I then traveled northwards along the river Tay arriving at the valley town of Dunkeld. The old bridge welcomed me to a street of people talking happily in the warm sunshine. On the left was the cathedral, partly in ruins, with some grand trees and well mown lawns surrounding it. In fact St Columba’s relics were brought here to keep them safe and since then has attracted pilgrims to the place.
The next day I continued up the wooded valley (Tay forest park area) which opened out to area of fields for crop farming mainly. There was an old viaduct which had a large sign that read “Community owned” at the front. It was a single track construction, built in 1865 and was saved from possible decay in recent years. (Logierait Viaduct) Then the following day continued along the river heading more westwards to the town of Kenmore and Loch Tay. I was quite taken aback by the grandness of the place and cycling along the quieter road marked for cyclists reminded me of Swiss alpine lake setting. The hills had now turned to mountains of the central highlands and there was a more colder chill in the air. Then next morning I looked out of my tent to a frosty field with the sun line slowly move towards me. There was something there that made God seem bigger and closer than I had expected.

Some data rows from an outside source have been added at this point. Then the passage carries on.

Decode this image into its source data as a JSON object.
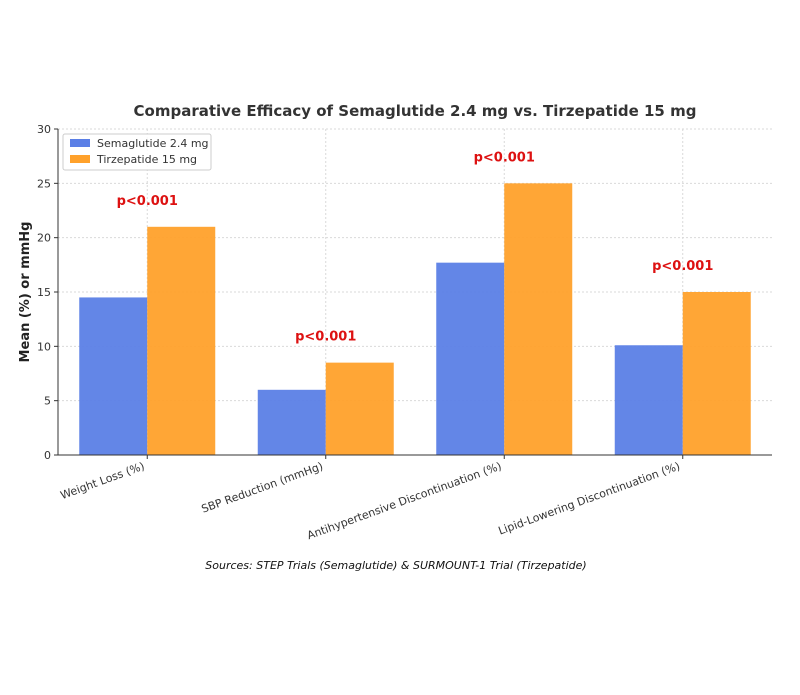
{
  "chart_data": {
    "type": "bar",
    "title": "Comparative Efficacy of Semaglutide 2.4 mg vs. Tirzepatide 15 mg",
    "xlabel": "",
    "ylabel": "Mean (%) or mmHg",
    "ylim": [
      0,
      30
    ],
    "yticks": [
      "0",
      "5",
      "10",
      "15",
      "20",
      "25",
      "30"
    ],
    "grid": true,
    "legend_position": "top-left",
    "categories": [
      "Weight Loss (%)",
      "SBP Reduction (mmHg)",
      "Antihypertensive Discontinuation (%)",
      "Lipid-Lowering Discontinuation (%)"
    ],
    "series": [
      {
        "name": "Semaglutide 2.4 mg",
        "color": "#5b7fe6",
        "values": [
          14.5,
          6.0,
          17.7,
          10.1
        ]
      },
      {
        "name": "Tirzepatide 15 mg",
        "color": "#ffa12b",
        "values": [
          21.0,
          8.5,
          25.0,
          15.0
        ]
      }
    ],
    "annotations": [
      "p<0.001",
      "p<0.001",
      "p<0.001",
      "p<0.001"
    ],
    "annotation_color": "#dd1111",
    "source": "Sources: STEP Trials (Semaglutide) & SURMOUNT-1 Trial (Tirzepatide)"
  }
}
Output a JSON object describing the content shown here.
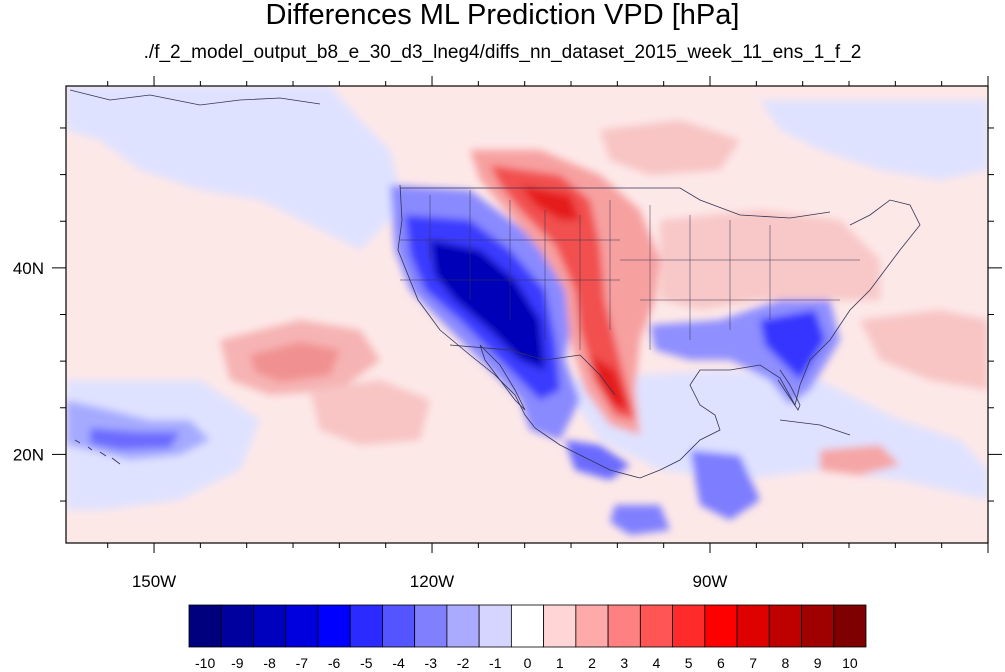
{
  "title": "Differences ML Prediction VPD [hPa]",
  "subtitle": "./f_2_model_output_b8_e_30_d3_lneg4/diffs_nn_dataset_2015_week_11_ens_1_f_2",
  "map": {
    "lon_range": [
      -159.5,
      -60
    ],
    "lat_range": [
      10.5,
      59.5
    ],
    "lon_ticks": [
      {
        "value": -150,
        "label": "150W"
      },
      {
        "value": -120,
        "label": "120W"
      },
      {
        "value": -90,
        "label": "90W"
      }
    ],
    "lat_ticks": [
      {
        "value": 40,
        "label": "40N"
      },
      {
        "value": 20,
        "label": "20N"
      }
    ]
  },
  "colorbar": {
    "labels": [
      "-10",
      "-9",
      "-8",
      "-7",
      "-6",
      "-5",
      "-4",
      "-3",
      "-2",
      "-1",
      "0",
      "1",
      "2",
      "3",
      "4",
      "5",
      "6",
      "7",
      "8",
      "9",
      "10"
    ],
    "colors": [
      "#00007f",
      "#00009f",
      "#0000bf",
      "#0000df",
      "#0000ff",
      "#2b2bff",
      "#5555ff",
      "#8080ff",
      "#aaaaff",
      "#d5d5ff",
      "#ffffff",
      "#ffd5d5",
      "#ffaaaa",
      "#ff8080",
      "#ff5555",
      "#ff2b2b",
      "#ff0000",
      "#df0000",
      "#bf0000",
      "#9f0000",
      "#7f0000"
    ]
  }
}
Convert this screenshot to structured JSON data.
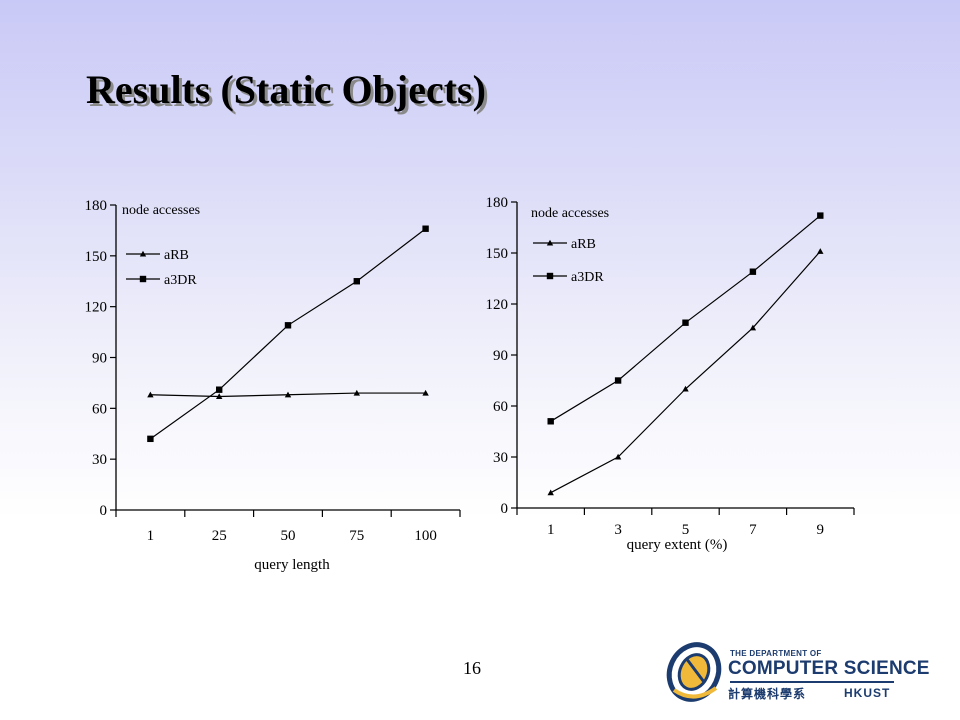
{
  "slide": {
    "title": "Results (Static Objects)",
    "page_number": "16"
  },
  "logo": {
    "small_text": "THE DEPARTMENT OF",
    "big_text": "COMPUTER SCIENCE",
    "cjk_text": "計算機科學系",
    "hkust_text": "HKUST"
  },
  "chart_data": [
    {
      "type": "line",
      "categories": [
        "1",
        "25",
        "50",
        "75",
        "100"
      ],
      "xlabel": "query length",
      "ylabel": "node accesses",
      "ylim": [
        0,
        180
      ],
      "yticks": [
        0,
        30,
        60,
        90,
        120,
        150,
        180
      ],
      "legend": "top-left",
      "grid": false,
      "series": [
        {
          "name": "aRB",
          "marker": "triangle",
          "values": [
            68,
            67,
            68,
            69,
            69
          ]
        },
        {
          "name": "a3DR",
          "marker": "square",
          "values": [
            42,
            71,
            109,
            135,
            166
          ]
        }
      ]
    },
    {
      "type": "line",
      "categories": [
        "1",
        "3",
        "5",
        "7",
        "9"
      ],
      "xlabel": "query extent (%)",
      "ylabel": "node accesses",
      "ylim": [
        0,
        180
      ],
      "yticks": [
        0,
        30,
        60,
        90,
        120,
        150,
        180
      ],
      "legend": "top-left",
      "grid": false,
      "series": [
        {
          "name": "aRB",
          "marker": "triangle",
          "values": [
            9,
            30,
            70,
            106,
            151
          ]
        },
        {
          "name": "a3DR",
          "marker": "square",
          "values": [
            51,
            75,
            109,
            139,
            172
          ]
        }
      ]
    }
  ]
}
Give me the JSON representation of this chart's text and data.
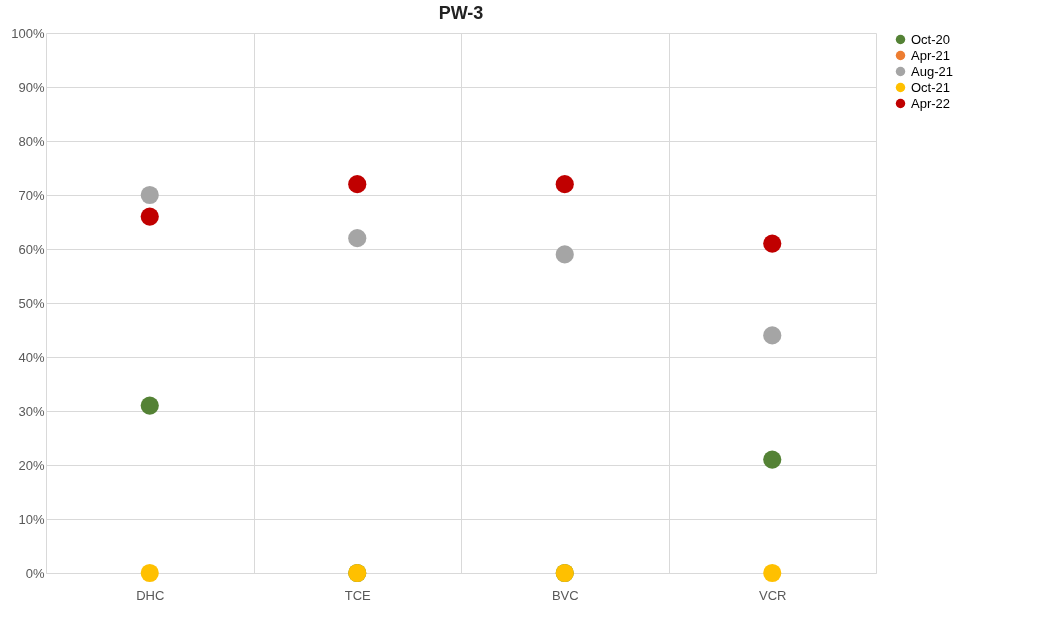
{
  "chart_data": {
    "type": "scatter",
    "title": "PW-3",
    "categories": [
      "DHC",
      "TCE",
      "BVC",
      "VCR"
    ],
    "series": [
      {
        "name": "Oct-20",
        "color": "#548235",
        "values": [
          31,
          0,
          0,
          21
        ]
      },
      {
        "name": "Apr-21",
        "color": "#ed7d31",
        "values": [
          null,
          null,
          null,
          null
        ]
      },
      {
        "name": "Aug-21",
        "color": "#a5a5a5",
        "values": [
          70,
          62,
          59,
          44
        ]
      },
      {
        "name": "Oct-21",
        "color": "#ffc000",
        "values": [
          0,
          0,
          0,
          0
        ]
      },
      {
        "name": "Apr-22",
        "color": "#c00000",
        "values": [
          66,
          72,
          72,
          61
        ]
      }
    ],
    "ylim": [
      0,
      100
    ],
    "yticks": [
      {
        "value": 0,
        "label": "0%"
      },
      {
        "value": 10,
        "label": "10%"
      },
      {
        "value": 20,
        "label": "20%"
      },
      {
        "value": 30,
        "label": "30%"
      },
      {
        "value": 40,
        "label": "40%"
      },
      {
        "value": 50,
        "label": "50%"
      },
      {
        "value": 60,
        "label": "60%"
      },
      {
        "value": 70,
        "label": "70%"
      },
      {
        "value": 80,
        "label": "80%"
      },
      {
        "value": 90,
        "label": "90%"
      },
      {
        "value": 100,
        "label": "100%"
      }
    ],
    "grid": true,
    "legend": "right",
    "marker": "circle"
  }
}
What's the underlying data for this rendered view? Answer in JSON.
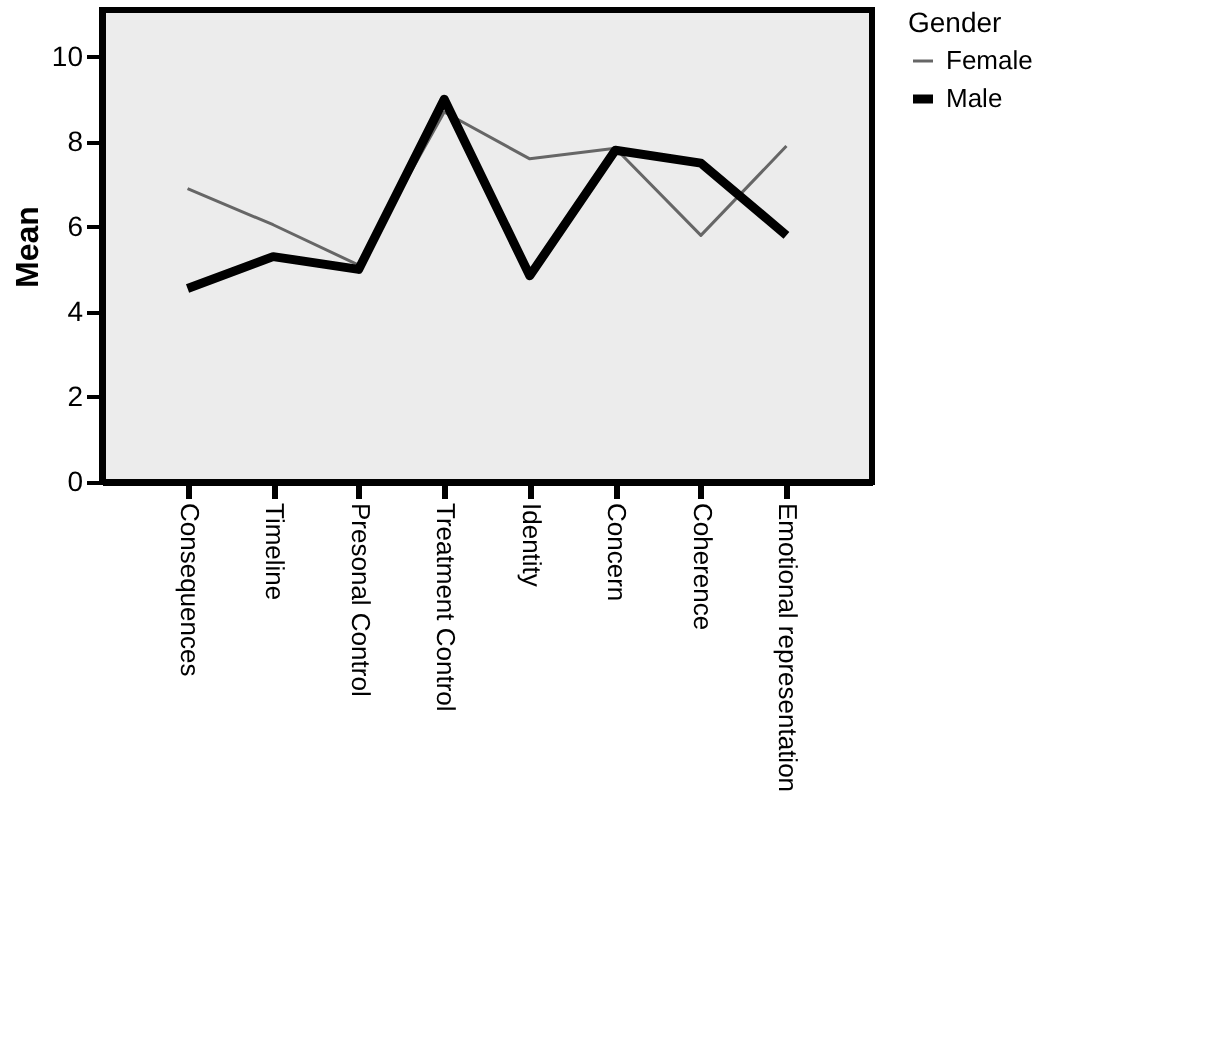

From there I rode to Crianlarich, and on the next morning rode to nearest church for the psalm Sunday service. There was a friendly welcome and I was given a psalm cross and a cup of tea at the end. There were lots of questions about where I had come from and going to, and it seemed funny listening to the story of Jesus on the donkey? Then from there I headed along the river Orchy, as suggested by a member to the village of Dalmally. This was the berth place of former labour leader John Smith and apart from the busy A85 road running through, seemed very quite and non touristy.
To conclude this section, I continued westwards along Loch Awe, stopping by an unusual building on the roadside: “St Conan’s Kirk”. It is infact a church that was built in grand Victorian style, after the first train line and near by station had been setup. They wanted something less conventional and included cloisters with timbers from a war ship, that looked quite rustic and vines molded into the lead roof. Then continuing a few miles past the loch, I took a quiet road from Taynuilt through farms dotted with sheep and highland cattle ending at the hustle and bustle of Oban by 3pm.